Страница 12 из 13
– А тела? – удивился я. – Что же, их уничтожили?
– Да нет, – ответил Бирн. – Хранились в холодильнике некоторое время, но потом списали за ненадобностью. А куда деваться? Сейчас почти нереально найти работу, а тело всё-таки требует реализации многих потребностей. Ну, что я вам рассказываю? Сами понимаете. Давайте-ка лучше займёмся вашим случаем. Вы говорите, что слишком обострённо всё чувствуете. Но, как я вам уже много раз повторял, это очень субъективно. Зависит от вашего отношения. Так почему же вы не делаете упражнения?
– Понятно почему, – я мотнул головой, отчего стрельнуло в шею, вокруг головы заплясали яркие вспышки, и я еле не отключился снова. – Когда вы мне их показывали, я был не вполне в состоянии воспринимать ваши объяснения. Да и сейчас не испытываю энтузиазма.
– Ну и зря, – сочувственно произнёс Бирн. – По сути, психологические тренировки – это единственное, что по-настоящему может вам помочь. Давайте-ка. Сядьте поудобнее. Закройте глаза.
Я постарался усесться потвёрже, но ягодицы даже сквозь толстый халат воспринимали скамейку как недружелюбную шершавую и бугристую поверхность. Через закрытые веки пробивалось достаточное количество света, чтобы мне хотелось зажмуриться ещё сильнее.

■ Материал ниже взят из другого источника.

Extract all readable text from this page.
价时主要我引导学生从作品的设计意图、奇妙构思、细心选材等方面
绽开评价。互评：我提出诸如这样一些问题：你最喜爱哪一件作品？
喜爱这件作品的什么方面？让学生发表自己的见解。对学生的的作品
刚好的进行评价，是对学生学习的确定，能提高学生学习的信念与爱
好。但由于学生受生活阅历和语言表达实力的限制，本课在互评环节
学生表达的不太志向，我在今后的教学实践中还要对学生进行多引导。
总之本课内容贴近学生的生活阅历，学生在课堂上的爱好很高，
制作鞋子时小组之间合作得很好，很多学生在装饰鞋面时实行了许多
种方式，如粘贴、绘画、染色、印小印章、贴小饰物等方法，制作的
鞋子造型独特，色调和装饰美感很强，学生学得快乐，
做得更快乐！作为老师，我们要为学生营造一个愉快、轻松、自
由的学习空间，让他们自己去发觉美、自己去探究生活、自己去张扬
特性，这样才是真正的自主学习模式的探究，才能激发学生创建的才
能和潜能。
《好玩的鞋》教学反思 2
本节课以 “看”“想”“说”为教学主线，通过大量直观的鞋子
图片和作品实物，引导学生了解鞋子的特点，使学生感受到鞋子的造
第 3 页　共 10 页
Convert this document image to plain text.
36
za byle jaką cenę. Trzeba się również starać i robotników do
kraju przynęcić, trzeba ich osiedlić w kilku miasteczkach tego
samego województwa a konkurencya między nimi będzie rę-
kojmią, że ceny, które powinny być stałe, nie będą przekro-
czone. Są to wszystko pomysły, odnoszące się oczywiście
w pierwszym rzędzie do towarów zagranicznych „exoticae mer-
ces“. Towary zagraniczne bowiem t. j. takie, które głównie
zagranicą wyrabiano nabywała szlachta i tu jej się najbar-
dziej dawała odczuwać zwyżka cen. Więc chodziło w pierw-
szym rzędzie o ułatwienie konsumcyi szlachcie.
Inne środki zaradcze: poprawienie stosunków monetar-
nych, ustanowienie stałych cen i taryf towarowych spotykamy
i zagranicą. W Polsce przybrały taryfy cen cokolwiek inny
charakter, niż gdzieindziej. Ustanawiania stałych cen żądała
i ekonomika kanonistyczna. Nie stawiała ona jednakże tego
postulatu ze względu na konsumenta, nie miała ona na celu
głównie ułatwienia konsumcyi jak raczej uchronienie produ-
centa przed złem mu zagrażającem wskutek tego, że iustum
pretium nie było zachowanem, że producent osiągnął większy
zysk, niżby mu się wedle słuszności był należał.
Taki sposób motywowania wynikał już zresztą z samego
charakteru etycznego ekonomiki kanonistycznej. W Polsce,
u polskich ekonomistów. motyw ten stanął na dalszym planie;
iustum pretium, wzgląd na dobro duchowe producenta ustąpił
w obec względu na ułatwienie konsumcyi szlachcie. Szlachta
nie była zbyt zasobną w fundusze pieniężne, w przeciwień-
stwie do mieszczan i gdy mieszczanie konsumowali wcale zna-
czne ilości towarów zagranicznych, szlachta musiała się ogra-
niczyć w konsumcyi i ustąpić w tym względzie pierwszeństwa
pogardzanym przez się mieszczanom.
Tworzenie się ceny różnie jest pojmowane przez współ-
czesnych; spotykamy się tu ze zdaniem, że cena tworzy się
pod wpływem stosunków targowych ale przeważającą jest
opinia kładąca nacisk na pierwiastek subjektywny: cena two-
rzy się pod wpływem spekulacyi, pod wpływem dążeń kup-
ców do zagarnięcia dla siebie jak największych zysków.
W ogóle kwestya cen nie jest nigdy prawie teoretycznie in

– Найдите в своём теле любое ощущение, которое вы можете воспринимать постоянно и наиболее отчётливо, – сказал Бирн. – Например, это может быть дыхание, течение крови в сосудах или шевеление тестикул на голове.
– У меня нет тестикул на голове, – заметил я.
– Простите, – сказал Бирн. – Мне приходилось работать с разными пациентами. Ну, предположим, сосредоточьтесь на своём дыхании, если вы его чётко ощущаете. Почувствуйте, как на каждом вдохе расширяется грудная клетка, а на каждом выдохе…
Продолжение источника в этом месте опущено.